Advances in the treatment of hereditary transthyretin amyloidosis: A review

Morie A Gertz, Michelle L Mauermann, Martha Grogan, Teresa Coelho
Brain and Behavior 2019 August 1, : e01371

INTRODUCTION: Amyloid transthyretin amyloidosis (ATTR) is a progressive and often fatal disease caused by the buildup of mutated (hereditary ATTR [hATTR]; also known as ATTR variant [ATTRv]) or normal transthyretin (wild-type ATTR) throughout the body. Two new therapies-inotersen, an antisense oligonucleotide therapy, and patisiran, an RNA interference therapy-received marketing authorization and represent a significant advance in the treatment of amyloidosis. Herein, we describe the clinical presentation of ATTR, commonly used procedures in its diagnosis, and current treatment landscape for ATTR, with a focus on hATTR.

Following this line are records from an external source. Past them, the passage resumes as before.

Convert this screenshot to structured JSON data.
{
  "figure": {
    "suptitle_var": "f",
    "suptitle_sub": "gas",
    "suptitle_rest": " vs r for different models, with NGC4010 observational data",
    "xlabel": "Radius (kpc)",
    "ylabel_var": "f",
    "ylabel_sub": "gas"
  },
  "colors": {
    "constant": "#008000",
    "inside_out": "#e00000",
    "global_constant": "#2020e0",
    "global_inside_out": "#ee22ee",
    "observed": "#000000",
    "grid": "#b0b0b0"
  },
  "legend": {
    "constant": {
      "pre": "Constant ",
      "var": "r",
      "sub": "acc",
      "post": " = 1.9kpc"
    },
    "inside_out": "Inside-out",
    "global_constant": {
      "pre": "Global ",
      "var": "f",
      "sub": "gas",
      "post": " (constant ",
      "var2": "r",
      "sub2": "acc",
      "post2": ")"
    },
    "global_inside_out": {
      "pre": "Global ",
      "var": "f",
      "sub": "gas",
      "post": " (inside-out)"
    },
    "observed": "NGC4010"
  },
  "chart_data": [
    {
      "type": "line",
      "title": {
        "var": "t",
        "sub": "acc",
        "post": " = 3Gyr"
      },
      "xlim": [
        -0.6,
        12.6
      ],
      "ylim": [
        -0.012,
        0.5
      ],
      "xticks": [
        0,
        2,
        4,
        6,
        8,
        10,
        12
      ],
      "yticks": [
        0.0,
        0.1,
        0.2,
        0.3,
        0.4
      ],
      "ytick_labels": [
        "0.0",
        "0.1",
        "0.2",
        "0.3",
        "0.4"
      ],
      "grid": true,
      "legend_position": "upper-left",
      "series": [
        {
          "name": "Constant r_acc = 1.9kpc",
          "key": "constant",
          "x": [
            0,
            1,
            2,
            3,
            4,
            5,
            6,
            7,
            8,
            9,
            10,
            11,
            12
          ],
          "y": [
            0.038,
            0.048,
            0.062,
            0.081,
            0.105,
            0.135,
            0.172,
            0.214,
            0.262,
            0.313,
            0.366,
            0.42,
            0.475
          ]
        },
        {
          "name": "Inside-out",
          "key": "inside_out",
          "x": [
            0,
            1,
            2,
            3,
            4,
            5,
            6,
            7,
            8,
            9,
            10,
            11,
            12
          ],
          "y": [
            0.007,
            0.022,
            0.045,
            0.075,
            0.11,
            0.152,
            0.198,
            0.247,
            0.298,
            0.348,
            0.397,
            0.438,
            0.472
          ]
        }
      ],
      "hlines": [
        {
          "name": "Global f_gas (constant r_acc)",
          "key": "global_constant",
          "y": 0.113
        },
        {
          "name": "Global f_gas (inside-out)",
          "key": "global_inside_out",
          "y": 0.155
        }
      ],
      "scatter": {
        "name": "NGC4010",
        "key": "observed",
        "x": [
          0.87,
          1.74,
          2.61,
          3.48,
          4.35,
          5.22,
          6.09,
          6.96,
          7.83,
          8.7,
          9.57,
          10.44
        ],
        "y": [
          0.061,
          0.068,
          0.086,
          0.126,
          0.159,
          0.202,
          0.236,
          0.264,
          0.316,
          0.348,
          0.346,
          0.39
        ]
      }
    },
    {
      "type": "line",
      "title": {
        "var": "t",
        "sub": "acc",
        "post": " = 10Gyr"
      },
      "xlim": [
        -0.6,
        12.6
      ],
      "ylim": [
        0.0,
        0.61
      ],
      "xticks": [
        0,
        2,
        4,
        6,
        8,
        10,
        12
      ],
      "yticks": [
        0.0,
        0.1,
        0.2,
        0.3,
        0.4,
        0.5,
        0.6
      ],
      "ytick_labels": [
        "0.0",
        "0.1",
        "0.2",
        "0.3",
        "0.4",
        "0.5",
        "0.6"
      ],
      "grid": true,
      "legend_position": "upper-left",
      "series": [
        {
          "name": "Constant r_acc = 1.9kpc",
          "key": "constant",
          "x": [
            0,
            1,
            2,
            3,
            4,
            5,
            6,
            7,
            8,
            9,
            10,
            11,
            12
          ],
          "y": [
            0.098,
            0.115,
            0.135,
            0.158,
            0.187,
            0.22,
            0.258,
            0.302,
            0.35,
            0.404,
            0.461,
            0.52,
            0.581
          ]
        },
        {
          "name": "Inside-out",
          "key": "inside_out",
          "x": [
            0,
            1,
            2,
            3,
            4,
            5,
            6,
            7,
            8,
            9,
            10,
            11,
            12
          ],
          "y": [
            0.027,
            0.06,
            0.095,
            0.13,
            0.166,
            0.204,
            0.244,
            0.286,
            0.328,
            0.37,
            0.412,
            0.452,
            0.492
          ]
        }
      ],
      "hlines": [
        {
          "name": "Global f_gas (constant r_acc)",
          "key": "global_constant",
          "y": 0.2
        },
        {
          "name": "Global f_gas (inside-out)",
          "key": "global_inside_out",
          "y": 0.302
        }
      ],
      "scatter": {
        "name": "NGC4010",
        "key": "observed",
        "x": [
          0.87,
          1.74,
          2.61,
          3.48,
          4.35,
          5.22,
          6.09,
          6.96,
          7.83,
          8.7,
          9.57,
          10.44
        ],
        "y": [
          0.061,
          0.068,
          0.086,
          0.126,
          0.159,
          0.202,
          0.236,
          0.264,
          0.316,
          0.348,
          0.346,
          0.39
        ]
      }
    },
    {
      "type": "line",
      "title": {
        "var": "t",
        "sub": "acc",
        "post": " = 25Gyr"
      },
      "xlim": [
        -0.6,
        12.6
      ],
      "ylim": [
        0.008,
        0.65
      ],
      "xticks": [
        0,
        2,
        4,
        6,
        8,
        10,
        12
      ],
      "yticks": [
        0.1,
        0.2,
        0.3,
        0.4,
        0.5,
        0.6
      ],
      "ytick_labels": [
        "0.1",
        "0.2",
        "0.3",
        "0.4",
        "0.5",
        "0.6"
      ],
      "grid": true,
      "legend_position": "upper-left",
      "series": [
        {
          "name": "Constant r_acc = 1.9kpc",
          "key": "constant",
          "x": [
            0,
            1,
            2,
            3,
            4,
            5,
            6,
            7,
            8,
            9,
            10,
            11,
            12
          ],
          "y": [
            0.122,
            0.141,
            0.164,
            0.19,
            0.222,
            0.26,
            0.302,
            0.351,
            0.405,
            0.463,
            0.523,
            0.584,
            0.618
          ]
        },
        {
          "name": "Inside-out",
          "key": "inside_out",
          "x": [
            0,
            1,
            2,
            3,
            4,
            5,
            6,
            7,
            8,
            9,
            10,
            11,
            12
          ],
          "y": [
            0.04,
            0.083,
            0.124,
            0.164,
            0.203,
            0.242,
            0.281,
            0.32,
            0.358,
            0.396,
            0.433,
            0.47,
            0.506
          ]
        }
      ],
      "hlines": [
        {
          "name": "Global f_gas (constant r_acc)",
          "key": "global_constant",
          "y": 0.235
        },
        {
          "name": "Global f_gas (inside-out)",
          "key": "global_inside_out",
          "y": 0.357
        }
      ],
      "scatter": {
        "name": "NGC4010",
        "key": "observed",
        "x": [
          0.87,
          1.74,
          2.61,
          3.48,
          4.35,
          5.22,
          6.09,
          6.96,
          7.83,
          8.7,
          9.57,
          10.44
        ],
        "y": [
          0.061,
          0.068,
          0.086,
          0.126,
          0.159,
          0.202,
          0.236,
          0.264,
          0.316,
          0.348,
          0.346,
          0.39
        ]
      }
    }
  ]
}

METHODS: A PubMed search from 2008 to September 2018 was conducted to review the literature on ATTR.

RESULTS: Until recently, there have been few treatment options for polyneuropathy of hATTR. Inotersen and patisiran substantially reduce the amyloidogenic precursor protein transthyretin and have demonstrated efficacy in patients with early- and late-stage disease and in slowing or improving neuropathy progression. In contrast, established therapies, such as liver transplantation, typically reserved for patients with early-stage disease, and tafamidis, indicated for the treatment of early-stage disease in Europe, or diflunisal, a nonsteroidal anti-inflammatory drug that is used off-label, are associated with side effects and/or unclear efficacy in certain patient populations. Thus, inotersen and patisiran are positioned to be the preferred therapeutic modalities.

CONCLUSIONS: Important differences between inotersen and patisiran, including formulation, dosing, requirements for premedications, and safety monitoring, require an understanding and knowledge of each treatment for informed decision making.